Snyder On “Sucker Punch” Director’s Cut

Warner Bros. Pictures

Filmmaker Zack Snyder recently participated in an interview on Letterboxd about his divisive and ambitious 2011 fantasy action movie “Sucker Punch” at Warner Bros. Pictures.

A critical and commercial bomb, the film scored just 22% on Rotten Tomatoes and grossed just $89 million worldwide.

Emily Browning starred as a young woman committed to a mental institution whose imagination creates a dream heist to let her escape imprisonment.

Abbie Cornish, Jena Malone, Vanessa Hudgens, Jamie Chung, Carla Gugino and Oscar Isaac co-starred. Snyder says he understands the reactions the film scored and how it does have its supporters out there:

“It was a very polarizing film. To be frank, the people I’ve run across who’ve come to me and said ‘Sucker Punch is my favorite movie’ are normally angsty teenage girls.

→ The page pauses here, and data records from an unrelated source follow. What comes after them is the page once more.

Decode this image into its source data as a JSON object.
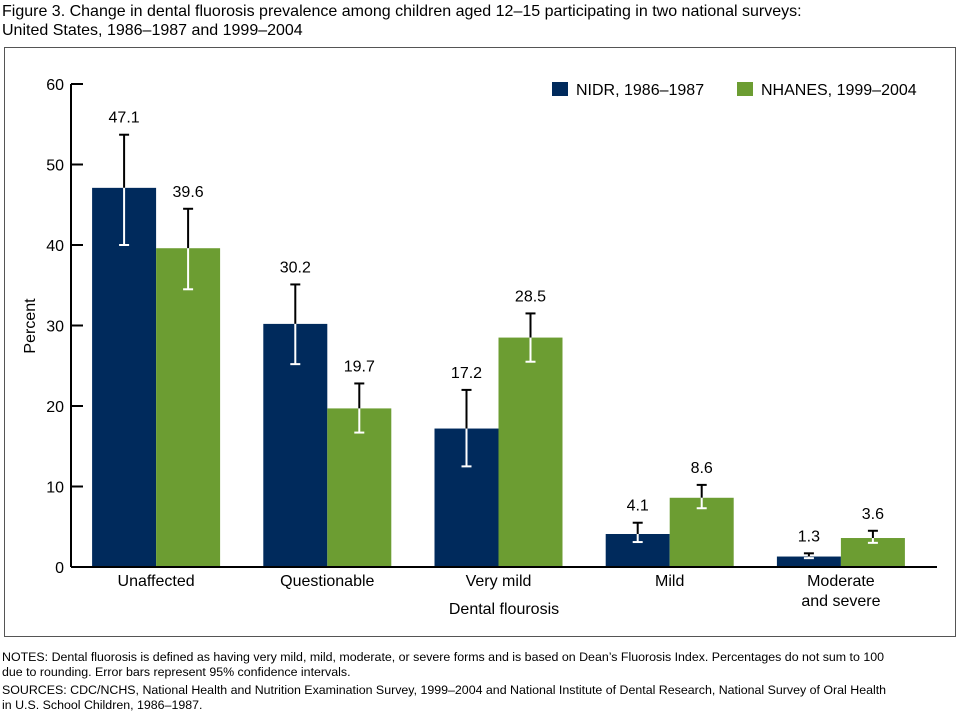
{
  "figure": {
    "title_line1": "Figure 3. Change in dental fluorosis prevalence among children aged 12–15 participating in two national surveys:",
    "title_line2": "United States, 1986–1987 and 1999–2004",
    "notes_line1": "NOTES: Dental fluorosis is defined as having very mild, mild, moderate, or severe forms and is based on Dean’s Fluorosis Index. Percentages do not sum to 100",
    "notes_line2": "due to rounding. Error bars represent 95% confidence intervals.",
    "sources_line1": "SOURCES: CDC/NCHS, National Health and Nutrition Examination Survey, 1999–2004 and National Institute of Dental Research, National Survey of Oral Health",
    "sources_line2": "in U.S. School Children, 1986–1987."
  },
  "chart_data": {
    "type": "bar",
    "xlabel": "Dental flourosis",
    "ylabel": "Percent",
    "ylim": [
      0,
      60
    ],
    "yticks": [
      "0",
      "10",
      "20",
      "30",
      "40",
      "50",
      "60"
    ],
    "grid": false,
    "legend_position": "top-right",
    "categories": [
      [
        "Unaffected"
      ],
      [
        "Questionable"
      ],
      [
        "Very mild"
      ],
      [
        "Mild"
      ],
      [
        "Moderate",
        "and severe"
      ]
    ],
    "series": [
      {
        "name": "NIDR, 1986–1987",
        "color": "#002a5c",
        "values": [
          47.1,
          30.2,
          17.2,
          4.1,
          1.3
        ],
        "labels": [
          "47.1",
          "30.2",
          "17.2",
          "4.1",
          "1.3"
        ],
        "ci_low": [
          40.0,
          25.2,
          12.5,
          3.1,
          1.1
        ],
        "ci_high": [
          53.7,
          35.1,
          22.0,
          5.5,
          1.7
        ]
      },
      {
        "name": "NHANES, 1999–2004",
        "color": "#6c9d32",
        "values": [
          39.6,
          19.7,
          28.5,
          8.6,
          3.6
        ],
        "labels": [
          "39.6",
          "19.7",
          "28.5",
          "8.6",
          "3.6"
        ],
        "ci_low": [
          34.5,
          16.7,
          25.5,
          7.3,
          3.0
        ],
        "ci_high": [
          44.5,
          22.8,
          31.5,
          10.2,
          4.5
        ]
      }
    ]
  }
}
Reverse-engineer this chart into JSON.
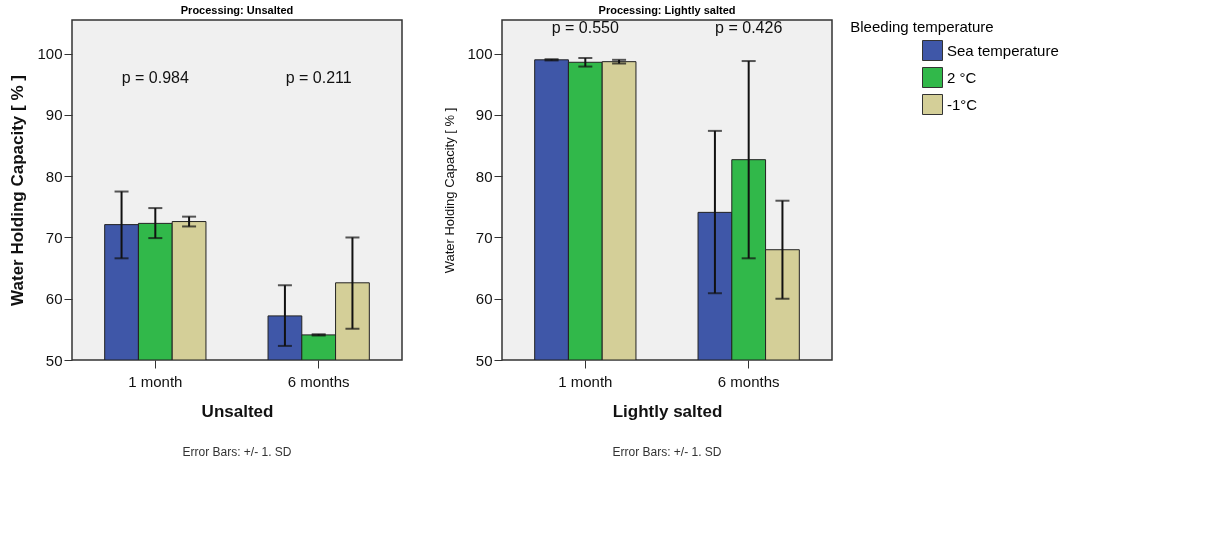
{
  "chart_data": [
    {
      "type": "bar",
      "title": "Processing: Unsalted",
      "xlabel": "Unsalted",
      "ylabel": "Water Holding Capacity [ % ]",
      "categories": [
        "1 month",
        "6 months"
      ],
      "ylim": [
        50,
        105.5
      ],
      "yticks": [
        50,
        60,
        70,
        80,
        90,
        100
      ],
      "series": [
        {
          "color": "#3f57a8",
          "values": [
            72.1,
            57.2
          ],
          "errors": [
            [
              66.6,
              77.5
            ],
            [
              52.3,
              62.2
            ]
          ]
        },
        {
          "color": "#31b84a",
          "values": [
            72.3,
            54.1
          ],
          "errors": [
            [
              69.9,
              74.8
            ],
            [
              54.0,
              54.2
            ]
          ]
        },
        {
          "color": "#d4cf98",
          "values": [
            72.6,
            62.6
          ],
          "errors": [
            [
              71.8,
              73.4
            ],
            [
              55.1,
              70.0
            ]
          ]
        }
      ],
      "annotations": [
        "p = 0.984",
        "p = 0.211",
        "Error Bars: +/- 1. SD"
      ]
    },
    {
      "type": "bar",
      "title": "Processing: Lightly salted",
      "xlabel": "Lightly salted",
      "ylabel": "Water Holding Capacity [ % ]",
      "categories": [
        "1 month",
        "6 months"
      ],
      "ylim": [
        50,
        105.5
      ],
      "yticks": [
        50,
        60,
        70,
        80,
        90,
        100
      ],
      "legend": "right",
      "legend_title": "Bleeding temperature",
      "series": [
        {
          "name": "Sea temperature",
          "color": "#3f57a8",
          "values": [
            99.0,
            74.1
          ],
          "errors": [
            [
              98.9,
              99.1
            ],
            [
              60.9,
              87.4
            ]
          ]
        },
        {
          "name": "2 °C",
          "color": "#31b84a",
          "values": [
            98.6,
            82.7
          ],
          "errors": [
            [
              97.9,
              99.3
            ],
            [
              66.6,
              98.8
            ]
          ]
        },
        {
          "name": "-1°C",
          "color": "#d4cf98",
          "values": [
            98.7,
            68.0
          ],
          "errors": [
            [
              98.4,
              99.0
            ],
            [
              60.0,
              76.0
            ]
          ]
        }
      ],
      "annotations": [
        "p = 0.550",
        "p = 0.426",
        "Error Bars: +/- 1. SD"
      ]
    }
  ]
}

It’s like a Morrissey song or something.

I feel like the main criticism of the film was that it was too exploitative. People took the movie as if the girls fighting and all that stuff was the movie. I found that slightly disheartening.”

He says certain scenes were cut that made it more overt that the film’s tone was a “self-aware, self-reflexive audience observing the movie.” He also revealed he still hopes to release a director’s cut for the movie one day:

“You’ll get to see it at some point, I’m sure. I hope. I’ve never gotten around to doing the director’s cut. I still plan to at some point.

But in the original ending, when Babydoll is in the chair in the basement with Blue — she’s already been lobotomized — when the cop shines the light on her, the set breaks apart, and she stands up, and she sings a song on stage.

She sings, ‘Ooh, Child, things are gonna get easier. Blondie, and all the people that have been killed, join in, and it’s the idea that, in a weird way, even though she’s lobotomized, she’s kind of stuck in this infinite loop of euphoric victory.

It’s weirdly not optimistic and optimistic at the same time. That’s kind of what the tone was at the end. We tested it, and the studio thought it was too weird, so we changed it.”

“Sucker Punch” is set to have a 20th-anniversary screening at New York City’s IFC Center this coming weekend.